As a dealer of rare literary manuscripts, a client approached me in early 2012 bearing two handwritten letters from Truman Capote, the bestselling author of In Cold Blood, along with other intriguing documents from a famous murder case: the 1959 slaying of Herbert W. Clutter, his wife, and their two children in the bucolic village of Holcomb, Kansas. As the book tells it, the killers, believing Clutter had $10,000 in an office safe, found no safe at all, yet murdered the family after finding less than $50 in the house.

My client, the son of former Kansas Bureau of Investigation (KBI) Director Harold R. Nye — who was also the lead field investigator for the Clutter murder case — was reluctant to part with his father’s papers, but family medical needs eclipsed sentimentality, and he turned to my company to auction what was indisputably compelling memorabilia related to an iconic American crime. We had also discussed a book featuring his father’s central role in a famous case, contrasting investigation techniques then and now.

But before the auction gavel could fall, a hammer of a different sort came down on us.

The media generated by the sale announcement was more extensive than anticipated, and reached the director of the KBI, who personally contacted us in efforts to seize the Nye archives away from us before they were auctioned off.

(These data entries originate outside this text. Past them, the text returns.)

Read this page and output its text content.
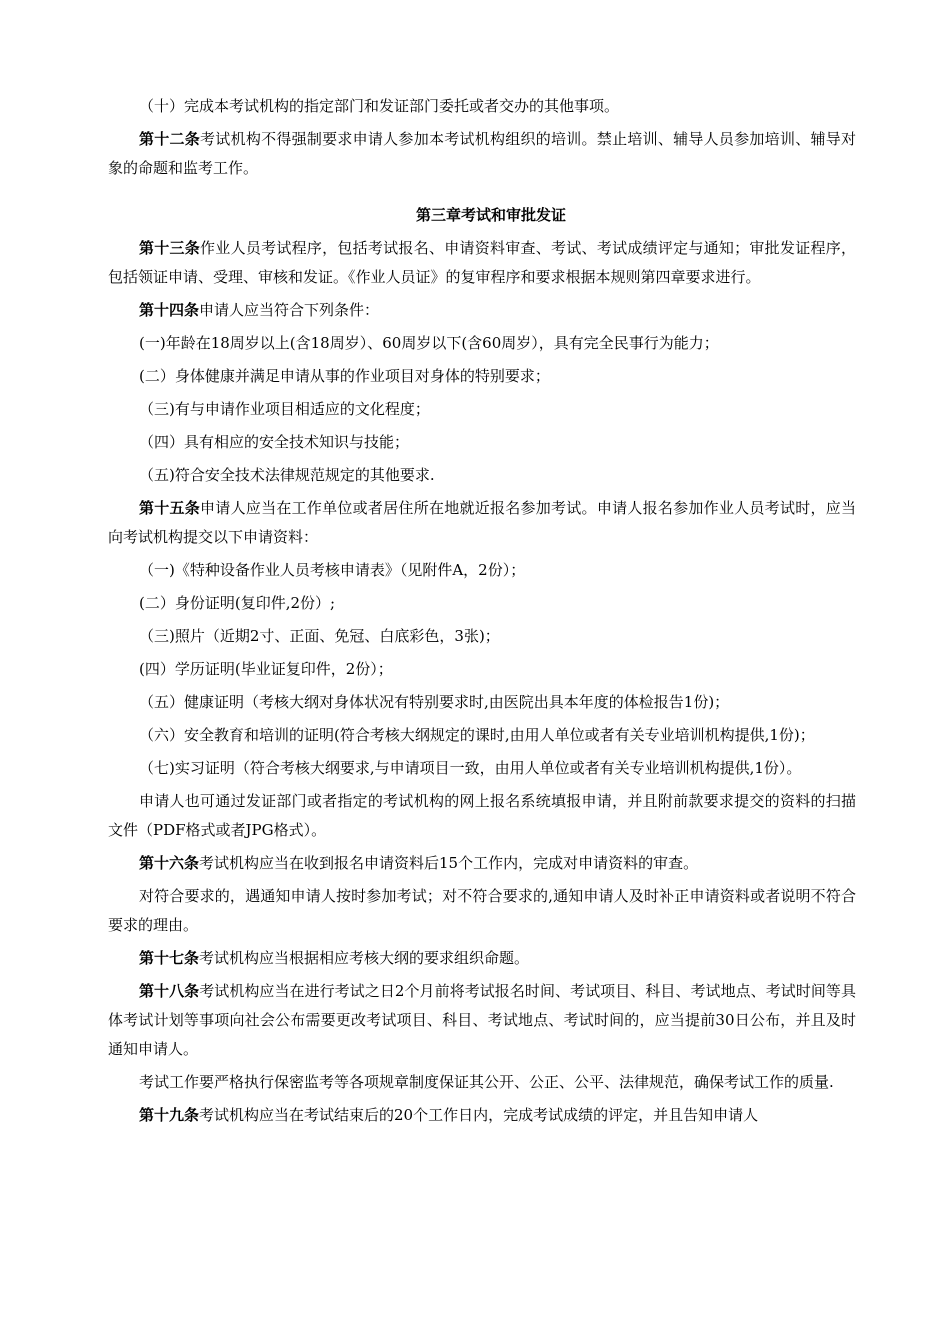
（十）完成本考试机构的指定部门和发证部门委托或者交办的其他事项。

第十二条考试机构不得强制要求申请人参加本考试机构组织的培训。禁止培训、辅导人员参加培训、辅导对象的命题和监考工作。

第三章考试和审批发证

第十三条作业人员考试程序，包括考试报名、申请资料审查、考试、考试成绩评定与通知；审批发证程序，包括领证申请、受理、审核和发证。《作业人员证》的复审程序和要求根据本规则第四章要求进行。

第十四条申请人应当符合下列条件：

(一)年龄在18周岁以上(含18周岁）、60周岁以下(含60周岁），具有完全民事行为能力；

(二）身体健康并满足申请从事的作业项目对身体的特别要求；

（三)有与申请作业项目相适应的文化程度；

（四）具有相应的安全技术知识与技能；

（五)符合安全技术法律规范规定的其他要求.

第十五条申请人应当在工作单位或者居住所在地就近报名参加考试。申请人报名参加作业人员考试时，应当向考试机构提交以下申请资料：

（一)《特种设备作业人员考核申请表》（见附件A，2份）；

(二）身份证明(复印件,2份）;

（三)照片（近期2寸、正面、免冠、白底彩色，3张)；

(四）学历证明(毕业证复印件，2份）；

（五）健康证明（考核大纲对身体状况有特别要求时,由医院出具本年度的体检报告1份)；

（六）安全教育和培训的证明(符合考核大纲规定的课时,由用人单位或者有关专业培训机构提供,1份)；

（七)实习证明（符合考核大纲要求,与申请项目一致，由用人单位或者有关专业培训机构提供,1份）。

申请人也可通过发证部门或者指定的考试机构的网上报名系统填报申请，并且附前款要求提交的资料的扫描文件（PDF格式或者JPG格式）。

第十六条考试机构应当在收到报名申请资料后15个工作内，完成对申请资料的审查。

对符合要求的，遇通知申请人按时参加考试；对不符合要求的,通知申请人及时补正申请资料或者说明不符合要求的理由。

第十七条考试机构应当根据相应考核大纲的要求组织命题。

第十八条考试机构应当在进行考试之日2个月前将考试报名时间、考试项目、科目、考试地点、考试时间等具体考试计划等事项向社会公布需要更改考试项目、科目、考试地点、考试时间的，应当提前30日公布，并且及时通知申请人。

考试工作要严格执行保密监考等各项规章制度保证其公开、公正、公平、法律规范，确保考试工作的质量.

第十九条考试机构应当在考试结束后的20个工作日内，完成考试成绩的评定，并且告知申请人
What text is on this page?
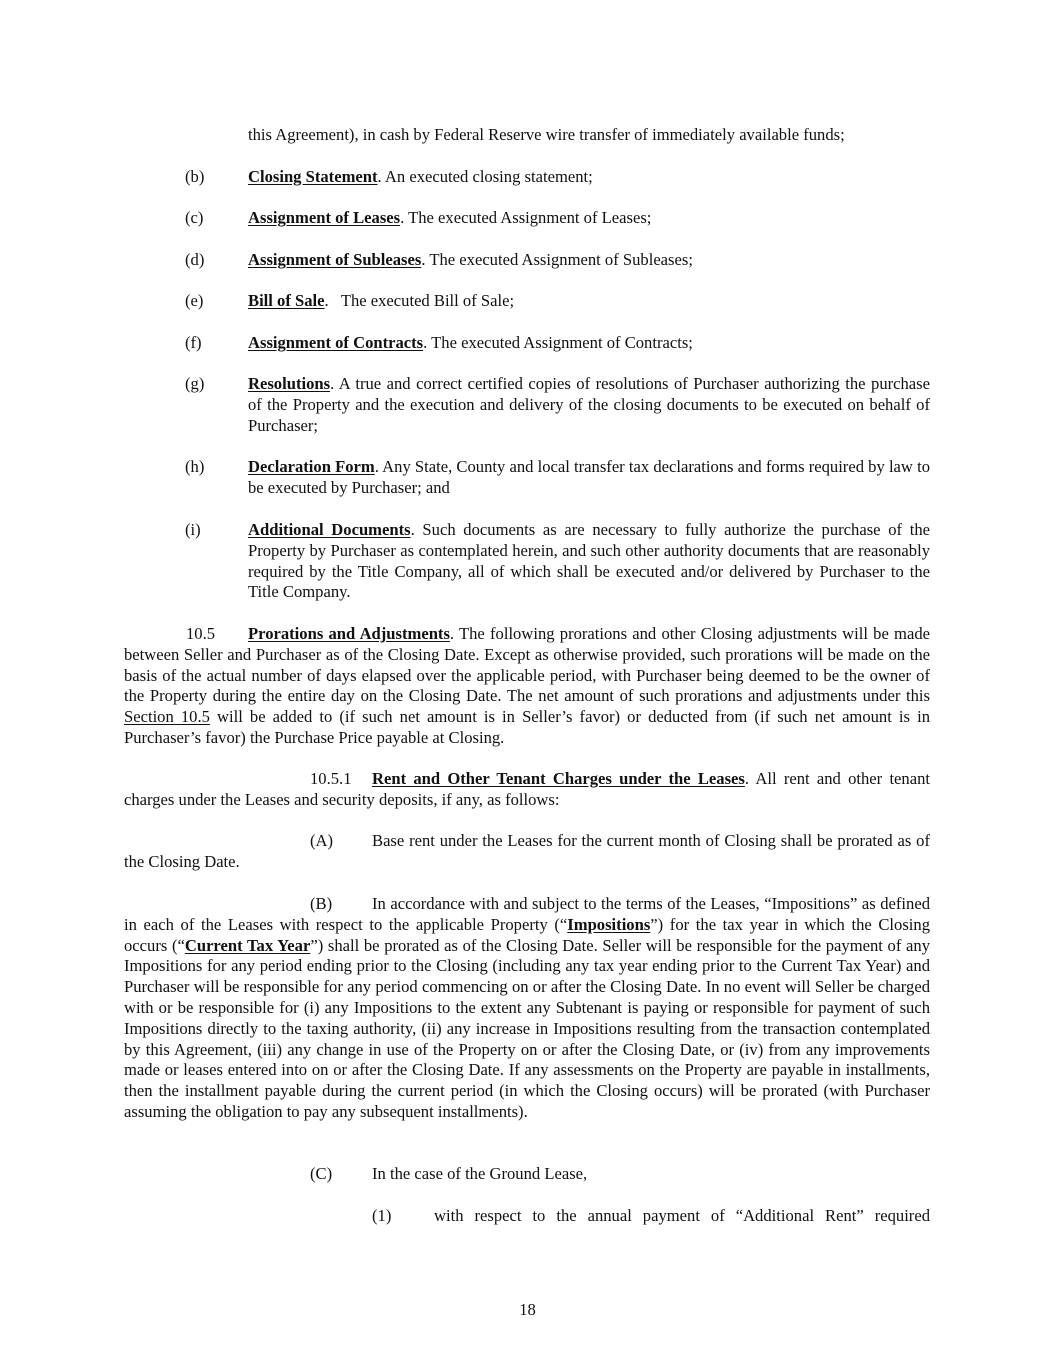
this Agreement), in cash by Federal Reserve wire transfer of immediately available funds;
(b)	Closing Statement. An executed closing statement;
(c)	Assignment of Leases. The executed Assignment of Leases;
(d)	Assignment of Subleases. The executed Assignment of Subleases;
(e)	Bill of Sale.   The executed Bill of Sale;
(f)	Assignment of Contracts. The executed Assignment of Contracts;
(g)	Resolutions. A true and correct certified copies of resolutions of Purchaser authorizing the purchase of the Property and the execution and delivery of the closing documents to be executed on behalf of Purchaser;
(h)	Declaration Form. Any State, County and local transfer tax declarations and forms required by law to be executed by Purchaser; and
(i)	Additional Documents. Such documents as are necessary to fully authorize the purchase of the Property by Purchaser as contemplated herein, and such other authority documents that are reasonably required by the Title Company, all of which shall be executed and/or delivered by Purchaser to the Title Company.
10.5 Prorations and Adjustments. The following prorations and other Closing adjustments will be made between Seller and Purchaser as of the Closing Date. Except as otherwise provided, such prorations will be made on the basis of the actual number of days elapsed over the applicable period, with Purchaser being deemed to be the owner of the Property during the entire day on the Closing Date. The net amount of such prorations and adjustments under this Section 10.5 will be added to (if such net amount is in Seller’s favor) or deducted from (if such net amount is in Purchaser’s favor) the Purchase Price payable at Closing.
10.5.1 Rent and Other Tenant Charges under the Leases. All rent and other tenant charges under the Leases and security deposits, if any, as follows:
(A) Base rent under the Leases for the current month of Closing shall be prorated as of the Closing Date.
(B) In accordance with and subject to the terms of the Leases, “Impositions” as defined in each of the Leases with respect to the applicable Property (“Impositions”) for the tax year in which the Closing occurs (“Current Tax Year”) shall be prorated as of the Closing Date. Seller will be responsible for the payment of any Impositions for any period ending prior to the Closing (including any tax year ending prior to the Current Tax Year) and Purchaser will be responsible for any period commencing on or after the Closing Date. In no event will Seller be charged with or be responsible for (i) any Impositions to the extent any Subtenant is paying or responsible for payment of such Impositions directly to the taxing authority, (ii) any increase in Impositions resulting from the transaction contemplated by this Agreement, (iii) any change in use of the Property on or after the Closing Date, or (iv) from any improvements made or leases entered into on or after the Closing Date. If any assessments on the Property are payable in installments, then the installment payable during the current period (in which the Closing occurs) will be prorated (with Purchaser assuming the obligation to pay any subsequent installments).
(C) In the case of the Ground Lease,
(1)	with respect to the annual payment of “Additional Rent” required
18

When we politely but firmly declined their request — these were, after all, private papers and personal memorabilia — the Kansas attorney general issued a cease and desist suspending the auction, which soon morphed into an intimidating and surprisingly aggressive lawsuit. The State claimed that everything in the Nye archives were “highly confidential criminal investigation files” that Harold Nye had “misappropriated,” and that my client and I were engaged in a “conspiracy” involving his father’s personal records. All this for a long-solved 50-year-old crime.

So there we were, two guys going up against a whole state with comparatively unlimited resources, each battling for possession of a cache of closed-case documents that appeared to pose little threat to anyone: mug shots and fingerprint cards of Richard Hickock and Perry Smith, the Clutter family killers; copies of original investigation reports Agent Nye had filed in performance of his duties; a couple of personal notebooks; and the various ephemera that finds its way into the chronicle of a lawman’s life. Separately, in an act of remarkable synchronicity, I had also come into possession of the Death Row letters and journals of both Hickock and Smith, each bringing extraordinary insights into what was assumed to have been a closed investigation for which the guilty had been executed.

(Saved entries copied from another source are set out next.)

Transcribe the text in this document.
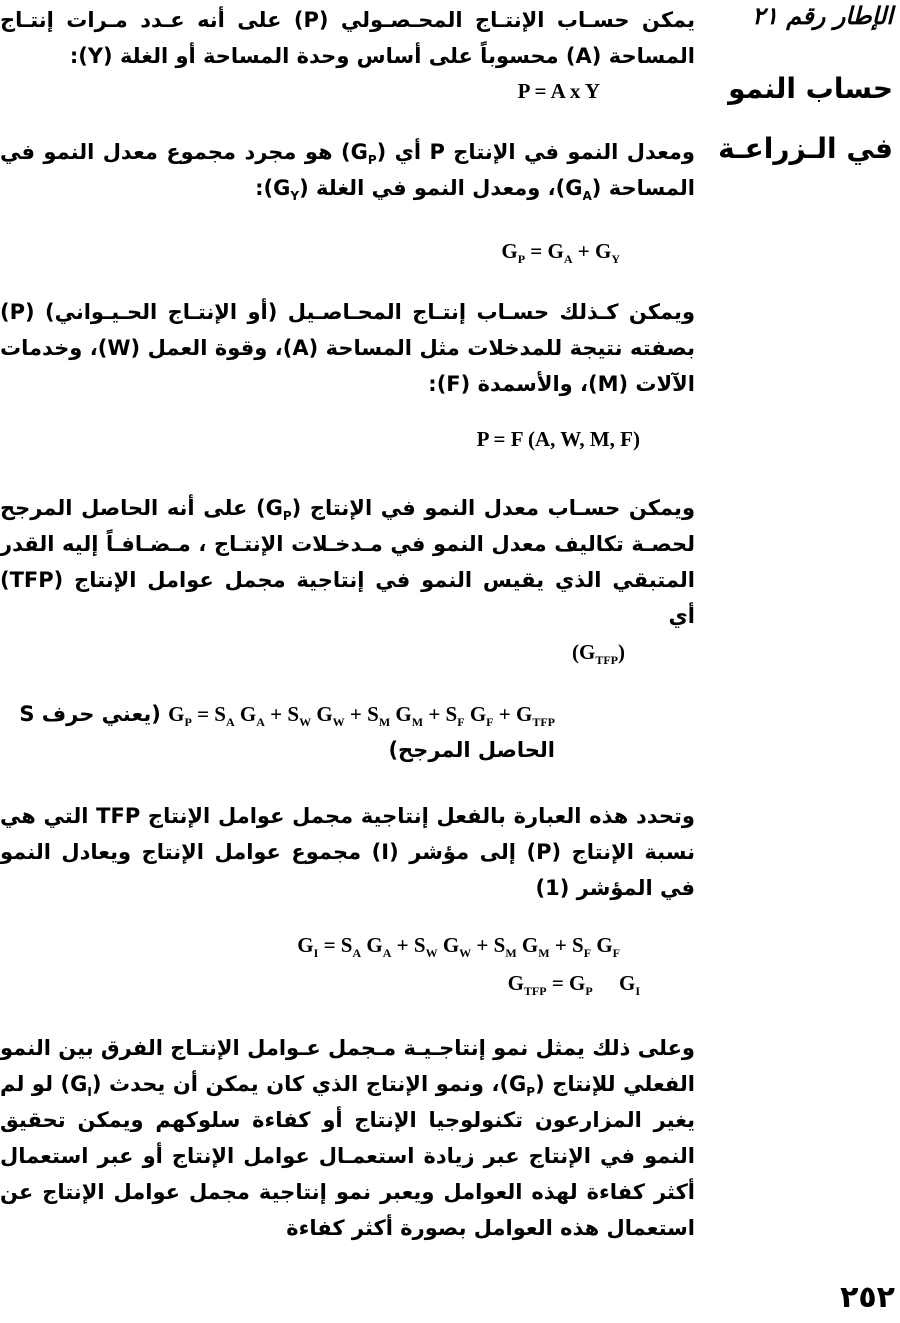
يمكن حسـاب الإنتـاج المحـصـولي (P) على أنه عـدد مـرات إنتـاج المساحة (A) محسوباً على أساس وحدة المساحة أو الغلة (Y):

P = A x Y

ومعدل النمو في الإنتاج P أي $(G_P)$ هو مجرد مجموع معدل النمو في المساحة $(G_A)،$ ومعدل النمو في الغلة $(G_Y)$:

$G_P = G_A + G_Y$

ويمكن كـذلك حسـاب إنتـاج المحـاصـيل (أو الإنتـاج الحـيـواني) (P) بصفته نتيجة للمدخلات مثل المساحة (A)، وقوة العمل (W)، وخدمات الآلات (M)، والأسمدة (F):

P = F (A, W, M, F)

ويمكن حسـاب معدل النمو في الإنتاج $(G_P)$ على أنه الحاصل المرجح لحصـة تكاليف معدل النمو في مـدخـلات الإنتـاج ، مـضـافـاً إليه القدر المتبقي الذي يقيس النمو في إنتاجية مجمل عوامل الإنتاج (TFP) أي

$(G_{TFP})$
$G_P = S_A$ $G_A + S_W$ $G_W + S_M$ $G_M + S_F$ $G_F + G_{TFP}$ (يعني حرف S الحاصل المرجح)

وتحدد هذه العبارة بالفعل إنتاجية مجمل عوامل الإنتاج TFP التي هي نسبة الإنتاج (P) إلى مؤشر (I) مجموع عوامل الإنتاج ويعادل النمو في المؤشر (1)

$G_I = S_A$ $G_A + S_W$ $G_W + S_M$ $G_M + S_F$ $G_F$
$G_{TFP} = G_P$  $G_I$

وعلى ذلك يمثل نمو إنتاجـيـة مـجمل عـوامل الإنتـاج الفرق بين النمو الفعلي للإنتاج $(G_P)،$ ونمو الإنتاج الذي كان يمكن أن يحدث $(G_I)$ لو لم يغير المزارعون تكنولوجيا الإنتاج أو كفاءة سلوكهم ويمكن تحقيق النمو في الإنتاج عبر زيادة استعمـال عوامل الإنتاج أو عبر استعمال أكثر كفاءة لهذه العوامل ويعبر نمو إنتاجية مجمل عوامل الإنتاج عن استعمال هذه العوامل بصورة أكثر كفاءة

الإطار رقم ٢١
حساب النمو
في الـزراعـة
٢٥٢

In the face of litigation my curiosity had spiked, and I wondered what was in these documents that Kansas wanted so badly, or at least did not want made public. Not particularly a true crime devotee, I had only given the investigation reports cursory attention at first. But now I was intrigued: what was in here that could warrant a long and costly lawsuit?

Like an eager historian I began digging into the materials that lay before me. As I paged through Agent Nye’s investigative notebooks and copies of actual case reports he had written, I was reminded of key passages in Capote’s masterwork, but they were hazy, since my first and last reading of it was decades earlier. So, I reread the book with new vigor. This time, every word seemed to have fresh perspective, since I had access to actual handwritten notes describing Nye’s interviews, his discovery of clues and gathering of evidence, his random thoughts, and a hastily penned transcript gleaned while extracting a confession from one of the killers — all of which made the experience as visceral as being on the scene in 1959.

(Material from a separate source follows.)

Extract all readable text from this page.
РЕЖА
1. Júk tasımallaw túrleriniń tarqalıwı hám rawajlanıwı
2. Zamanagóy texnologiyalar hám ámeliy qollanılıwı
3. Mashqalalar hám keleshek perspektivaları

In a matter of days I went from merely curious to deeply absorbed, poring over a riveting firsthand account of a murder investigation that had piqued the interest of two generations of readers worldwide. And what I found wasn’t just eye-opening, it revealed a tellingly different story than the one laid out in the pages of In Cold Blood. The reasons for Kansas wanting this material so badly became clearer. The KBI had long hung its hat on the Clutter murders as its landmark case. What I found would surely dim the shine on the heroic legend they had cultivated for decades.

As our lawyers mounted a vigorous defense in court, I continued work on the book, researching page after dramatic page of revelations which the public had never seen, including one disclosure that, were it pursued more vigorously leading up to the 1960 trial, could have given way to a much different outcome. Peeling back the layers, each scenario laid out in the documents made little sense on its own. But, as with many mysteries having too many threads, when woven together properly a different tapestry began to emerge.

Richard Hickock’s unpublished handwritten letters, some 200 pages of them, disclosed a number of startling accounts, including a meeting with a mysterious man at a nearby café just one hour after the murders — a key fact corroborated in part by Harold Nye’s official reports, but one that was never introduced at trial or investigated more fully… a meeting purportedly to collect a bounty for the murder of Herbert Clutter. If that was the case, then motive would shift from mere robbery to murder for hire, making for an extraordinary variation in a well-told story.

This newly discovered evidence, especially the introduction of an unknown third party, seems to have been ignored if not concealed by the coordinating investigator, KBI Agent Alvin Dewey, whose friendship with both the Clutters and Truman Capote may have clouded official protocols in the investigation. Moreover, despite new information becoming known to authorities years after the murders, but before the killers had been executed, the Kansas attorney general at the time appears to have held back from further investigation. Could this be why Kansas came after us so hard a half-century later? As is often the case with powerful institutions, could a keen drive for self-preservation have overshadowed a full accountability of justice?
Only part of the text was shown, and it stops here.